Eigentlich durfte ich die Wohnung nicht verlassen,bevor Mine aus der Schule nach Hause kam, aber es war Sommer und das Wassereis vom Bäcker ging mir nicht aus dem Kopf! Ich hielt die nötigen 30 Pfennig bereits in der Hand und kämpfte noch mit meinem Gewissen und meiner Angst. Wahrscheinlich musste ich sogar nicht einmal lügen, weil Anne mich nicht immer danach fragte, ob ich das Haus verlassen hätte oder nicht. Ich wollte meine Anne nicht anlügen, weil das Günah war, und außerdem hatte ich in letzter Zeit ziemlich viel angestellt. Aber ich beruhigte mich damit, dass ich mir vorstellte, Allah könne sich doch nicht den ganzen Tag für mich interessieren. Ich würde so schnell rennen, dass es Allah gar nicht mitbekäme.

Bäcker Hägele war nicht weit weg von uns und ich durfte |48|ja auch ab und zu ganz alleine Brot kaufen gehen. Aber nur wenn Mine, Anne oder Baba zu Hause waren. Meine Anne würde das ja überhaupt nicht merken, dachte ich, und machte mich auf den Weg. Ich rannte, so schnell ich konnte, und kam endlich beim Bäcker an.

„Drei Wassereis mit Apfel bitte.“

Die mit Apfelgeschmack waren die besten! Mine kaufte sich immer die mit Cola-Geschmack und Helene liebte Erdbeere.

„Heute kein Mischbrot?“, fragte mich die Verkäuferin. Ich schüttelte nur den Kopf und machte mich rasch auf den Heimweg. Unterwegs schlürfte ich schon ein Eis und sah von weitem, wie Tekir am Fenster auf mich wartete.
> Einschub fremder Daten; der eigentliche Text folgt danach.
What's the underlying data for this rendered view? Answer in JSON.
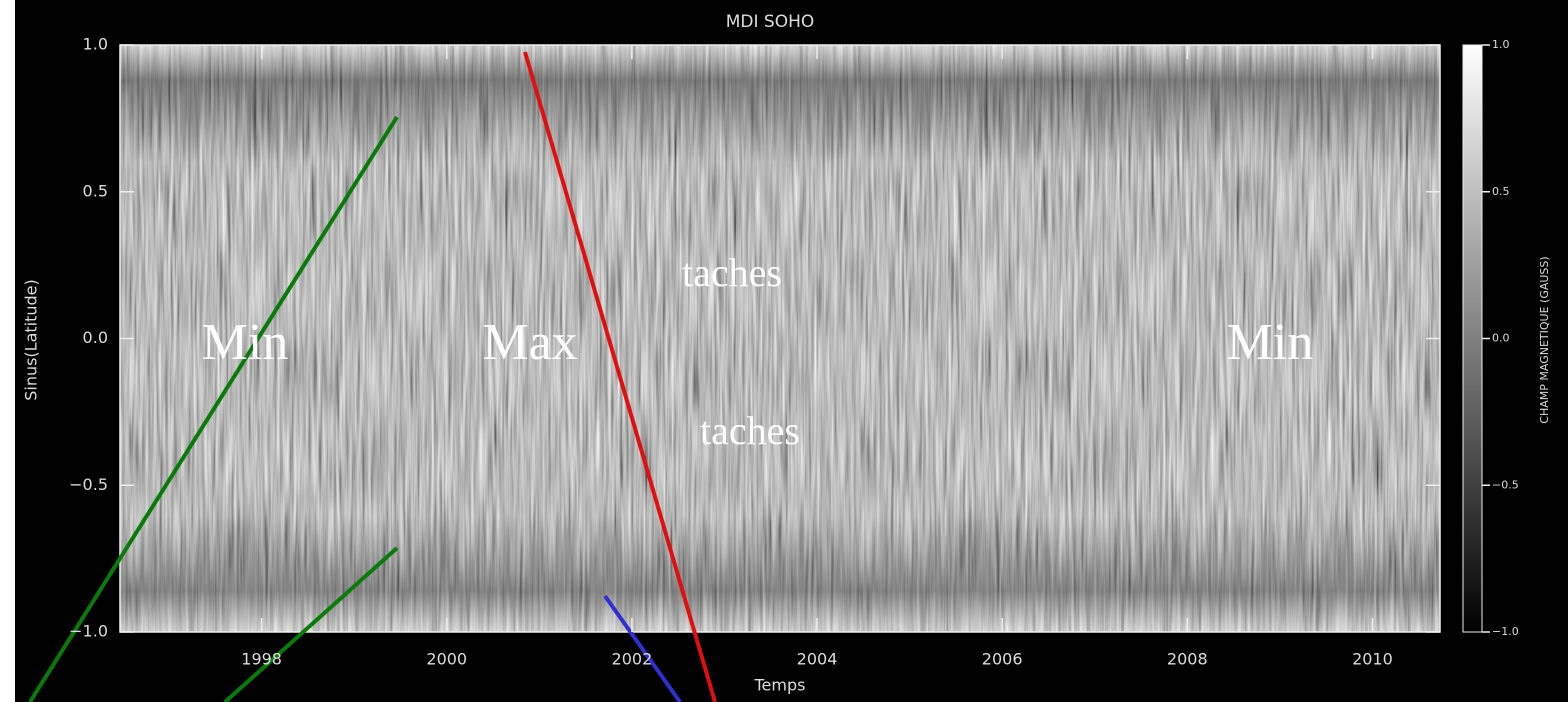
{
  "chart_data": {
    "type": "heatmap",
    "title": "MDI SOHO",
    "x_label": "Temps",
    "y_label": "Sinus(Latitude)",
    "xlim": [
      1996.47,
      2010.73
    ],
    "xticks": [
      1998,
      2000,
      2002,
      2004,
      2006,
      2008,
      2010
    ],
    "ylim": [
      -1,
      1
    ],
    "yticks": [
      {
        "value": -1,
        "label": "−1.0"
      },
      {
        "value": -0.5,
        "label": "−0.5"
      },
      {
        "value": 0,
        "label": "0.0"
      },
      {
        "value": 0.5,
        "label": "0.5"
      },
      {
        "value": 1,
        "label": "1.0"
      }
    ],
    "colorbar": {
      "label": "CHAMP MAGNETIQUE (GAUSS)",
      "lim": [
        -1,
        1
      ],
      "ticks": [
        {
          "value": -1,
          "label": "−1.0"
        },
        {
          "value": -0.5,
          "label": "−0.5"
        },
        {
          "value": 0,
          "label": "0.0"
        },
        {
          "value": 0.5,
          "label": "0.5"
        },
        {
          "value": 1,
          "label": "1.0"
        }
      ]
    },
    "annotations": [
      "Min",
      "Max",
      "Min",
      "taches",
      "taches"
    ]
  }
}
Ich rannte die Treppen hoch. Da kam plötzlich eine fremde Frau auf mich zu. Ich blieb stehen und starrte sie an. Sie hatte schöne blaue Augen und blonde, ganz kurze Haare. Ich hatte noch nie eine Frau gesehen, die so kurze Haare hatte. Meine Großmutter sagte immer: „Eine Frau braucht lange Haare und ein Mann seine Ehre.“ Und trotzdem sah diese Frau wunderschön aus.

Sie blieb vor mir stehen und lächelte mich an.

„Na, wo kommst du denn her? Und wie heißt du?“, fragte sie mich und beugte sich ganz tief zu mir runter.

Ich versuchte, ohne etwas zu sagen an ihr vorbeizukommen. Aber der Flur war so eng, dass ich keine Chance hatte. Also blieb ich stehen und lächelte sie nur an.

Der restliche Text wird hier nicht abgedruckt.